If tortas are on the menu, then you know that the tacos are good.
I love the flour tortilla. I could eat tacos every day and not be mad. And Mexican cuisine is widely flattered in the sincerest form, and generally quite well, in such varieties as Tex-Mex, Cal-Mex, Hipster-Mex and Surfer-Mex. (OK, I made those last two up, but admit it, you’ve been to those restaurants and you know what I’m talking about.)
But sometimes it’s nice to go back to the source material, amirite?
Enter El Puente Taqueria, a no-frills luncheonette near the foot of Fifth Avenue. This place is no imitator, and it has all the staples that make Mexican cuisine the cheap eats de resistance, prepared from fresh, recognizable ingredients (unlike other cheap eateries I could mention, Kentucky Fried Heart Attack).
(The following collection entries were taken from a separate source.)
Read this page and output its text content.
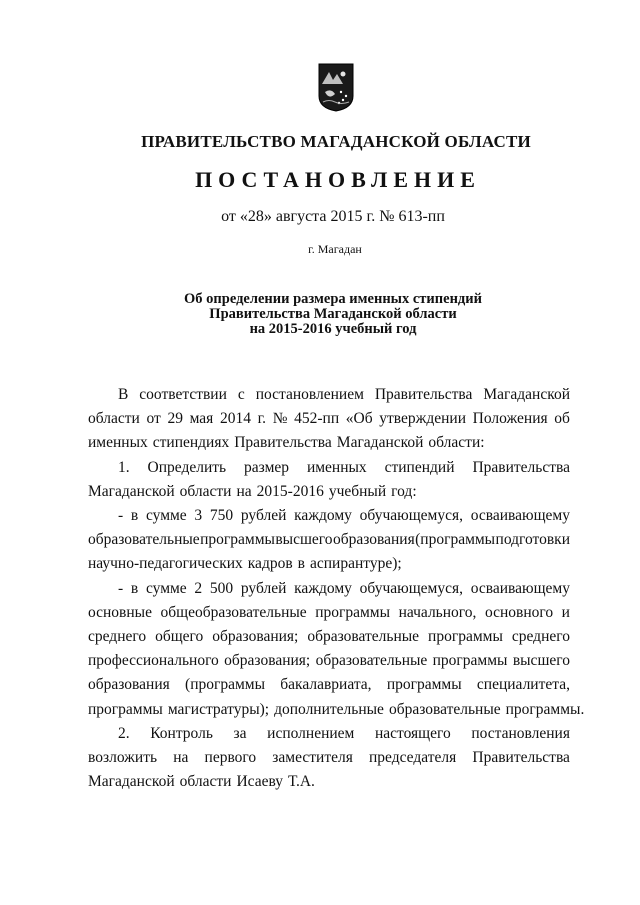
ПРАВИТЕЛЬСТВО МАГАДАНСКОЙ ОБЛАСТИ
ПОСТАНОВЛЕНИЕ
от «28» августа 2015 г. № 613-пп
г. Магадан
Об определении размера именных стипендий
Правительства Магаданской области
на 2015-2016 учебный год
В соответствии с постановлением Правительства Магаданской
области от 29 мая 2014 г. № 452-пп «Об утверждении Положения об
именных стипендиях Правительства Магаданской области:
1. Определить размер именных стипендий Правительства
Магаданской области на 2015-2016 учебный год:
- в сумме 3 750 рублей каждому обучающемуся, осваивающему
образовательные программы высшего образования (программы подготовки
научно-педагогических кадров в аспирантуре);
- в сумме 2 500 рублей каждому обучающемуся, осваивающему
основные общеобразовательные программы начального, основного и
среднего общего образования; образовательные программы среднего
профессионального образования; образовательные программы высшего
образования (программы бакалавриата, программы специалитета,
программы магистратуры); дополнительные образовательные программы.
2. Контроль за исполнением настоящего постановления
возложить на первого заместителя председателя Правительства
Магаданской области Исаеву Т.А.
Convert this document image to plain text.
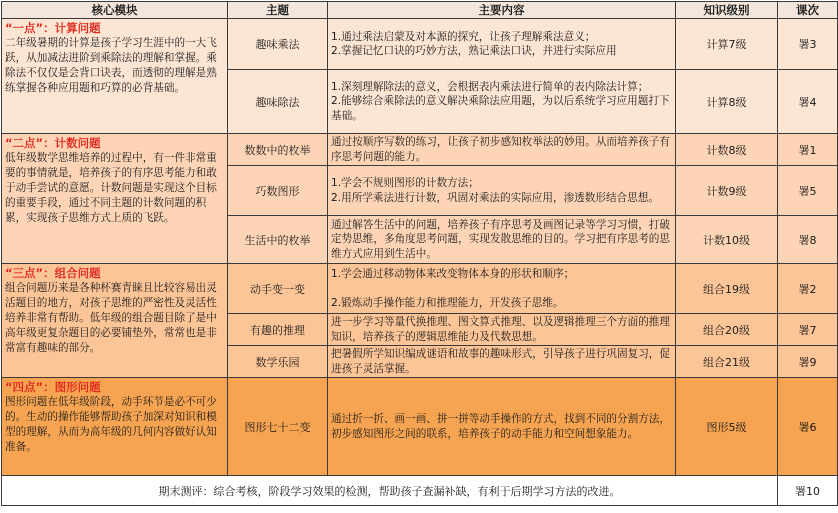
核心模块	主题	主要内容	知识级别	课次

“一点”：计算问题
二年级暑期的计算是孩子学习生涯中的一大飞跃，从加减法进阶到乘除法的理解和掌握。乘除法不仅仅是会背口诀表，而透彻的理解是熟练掌握各种应用题和巧算的必背基础。	趣味乘法	1.通过乘法启蒙及对本源的探究，让孩子理解乘法意义；
2.掌握记忆口诀的巧妙方法，熟记乘法口诀，并进行实际应用	计算7级	署3
	趣味除法	1.深刻理解除法的意义，会根据表内乘法进行简单的表内除法计算；
2.能够综合乘除法的意义解决乘除法应用题，为以后系统学习应用题打下基础。	计算8级	署4

“二点”：计数问题
低年级数学思维培养的过程中，有一件非常重要的事情就是，培养孩子的有序思考能力和敢于动手尝试的意愿。计数问题是实现这个目标的重要手段，通过不同主题的计数问题的积累，实现孩子思维方式上质的飞跃。	数数中的枚举	通过按顺序写数的练习，让孩子初步感知枚举法的妙用。从而培养孩子有序思考问题的能力。	计数8级	署1
	巧数图形	1.学会不规则图形的计数方法；
2.用所学乘法进行计数，巩固对乘法的实际应用，渗透数形结合思想。	计数9级	署5
	生活中的枚举	通过解答生活中的问题，培养孩子有序思考及画图记录等学习习惯，打破定势思维，多角度思考问题，实现发散思维的目的。学习把有序思考的思维方式应用到生活中。	计数10级	署8

“三点”：组合问题
组合问题历来是各种杯赛青睐且比较容易出灵活题目的地方，对孩子思维的严密性及灵活性培养非常有帮助。低年级的组合题目除了是中高年级更复杂题目的必要铺垫外，常常也是非常富有趣味的部分。	动手变一变	1.学会通过移动物体来改变物体本身的形状和顺序；

2.锻炼动手操作能力和推理能力，开发孩子思维。	组合19级	署2
	有趣的推理	进一步学习等量代换推理、图文算式推理、以及逻辑推理三个方面的推理知识，培养孩子的逻辑思维能力及代数思想。	组合20级	署7
	数学乐园	把暑假所学知识编成谜语和故事的趣味形式，引导孩子进行巩固复习，促进孩子灵活掌握。	组合21级	署9

“四点”：图形问题
图形问题在低年级阶段，动手环节是必不可少的。生动的操作能够帮助孩子加深对知识和模型的理解，从而为高年级的几何内容做好认知准备。	图形七十二变	通过折一折、画一画、拼一拼等动手操作的方式，找到不同的分割方法，初步感知图形之间的联系，培养孩子的动手能力和空间想象能力。	图形5级	署6
期末测评：综合考核，阶段学习效果的检测，帮助孩子查漏补缺，有利于后期学习方法的改进。				署10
The tacos are nearest and dearest to my heart, with the varieties of protein you would come to expect (plus an avocado option), tenderly garnished with cilantro, onion, and radishes. You could get it with sauce, but my feeling is, why try to cover up the taste of the good stuff? Most of the tacos sell for $2.50 a pop.
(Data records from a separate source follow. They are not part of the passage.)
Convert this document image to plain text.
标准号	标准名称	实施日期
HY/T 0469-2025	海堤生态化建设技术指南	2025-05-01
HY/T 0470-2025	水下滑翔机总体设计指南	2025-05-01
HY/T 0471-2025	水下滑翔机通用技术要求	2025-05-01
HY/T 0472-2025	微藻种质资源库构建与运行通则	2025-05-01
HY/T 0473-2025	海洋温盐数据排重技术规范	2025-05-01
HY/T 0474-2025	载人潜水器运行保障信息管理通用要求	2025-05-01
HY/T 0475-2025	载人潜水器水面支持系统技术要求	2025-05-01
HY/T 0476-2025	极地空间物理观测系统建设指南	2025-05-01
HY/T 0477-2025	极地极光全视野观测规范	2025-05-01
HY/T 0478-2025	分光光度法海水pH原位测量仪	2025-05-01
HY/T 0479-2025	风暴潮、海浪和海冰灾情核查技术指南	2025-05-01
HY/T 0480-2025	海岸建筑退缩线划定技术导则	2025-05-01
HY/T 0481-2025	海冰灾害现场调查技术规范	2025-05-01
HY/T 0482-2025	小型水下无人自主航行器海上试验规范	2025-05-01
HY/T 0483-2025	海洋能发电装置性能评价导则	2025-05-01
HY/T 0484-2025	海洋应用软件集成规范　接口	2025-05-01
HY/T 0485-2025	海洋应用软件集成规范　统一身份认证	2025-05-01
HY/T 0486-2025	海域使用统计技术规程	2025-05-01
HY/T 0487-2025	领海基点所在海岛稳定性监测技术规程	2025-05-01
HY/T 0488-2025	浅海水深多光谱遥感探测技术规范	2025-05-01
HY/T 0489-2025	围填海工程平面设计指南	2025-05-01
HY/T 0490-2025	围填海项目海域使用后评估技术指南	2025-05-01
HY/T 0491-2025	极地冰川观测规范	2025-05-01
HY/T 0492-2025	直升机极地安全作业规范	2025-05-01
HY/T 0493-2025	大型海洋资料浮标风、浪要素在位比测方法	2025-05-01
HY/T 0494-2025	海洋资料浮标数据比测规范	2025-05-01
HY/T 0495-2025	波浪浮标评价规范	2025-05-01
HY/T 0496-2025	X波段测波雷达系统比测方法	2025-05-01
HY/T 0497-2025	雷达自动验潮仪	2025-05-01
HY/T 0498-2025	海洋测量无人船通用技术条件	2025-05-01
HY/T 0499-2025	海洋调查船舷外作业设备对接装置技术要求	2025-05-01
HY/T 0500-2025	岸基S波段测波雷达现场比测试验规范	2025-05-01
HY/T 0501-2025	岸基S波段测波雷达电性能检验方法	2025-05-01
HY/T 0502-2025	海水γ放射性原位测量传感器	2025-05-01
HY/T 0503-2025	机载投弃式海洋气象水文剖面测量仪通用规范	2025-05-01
And then there are the tortas. You know you’ve stumbled upon Mexican cuisine done right when you pick up the menu and find tortas.
I don’t know why tortas never took off along with the taco, burrito, and quesadilla offerings found in [name a noun]-Mex restaurants. Maybe it’s because it’s a sandwich, and Imitation-Mex proprietors felt as though American restaurants already had that “sandwich” thing covered.
Our loss, and El Puente’s gain. The torta is a uniquely Mexican offering, with one claim crediting the 19th-century interaction of Spanish, French, and native cultures as responsible for its creation. But if that origins story sounds too French for you, then take my description to heart: if a burrito and a panini got married and had a baby, that baby would be a torta. And it would be your favorite.
Because I am a creature of habit, I pretty much always get a bottle of Jarritos soda to drink, imported from Mexico. Now, I can’t tell you honestly that it tastes like the flavors advertised on the bottle—Lime Jarritos, for instance, tastes like what I imagine a light-green soda should taste like—but I can tell you honestly that it’s head-and-shoulders better than the mass-marketed sodas that the United States is known for. (Sorry, Mountain Dew.)
El Puente is good for takeout, and it’s a nice little eat-in spot as well. The interior dining area is very small but also easy on the eyes, with homages to Mexican culture all about. Ironically, the view out the window from this poster-child for locally owned business is a Staples, the poster-child for big box stores in incongruous places.
El Puente Taqueria is located at 9300 Fifth Avenue, next to the east entrance of Kelly’s. It is open every day from 11am to 10pm.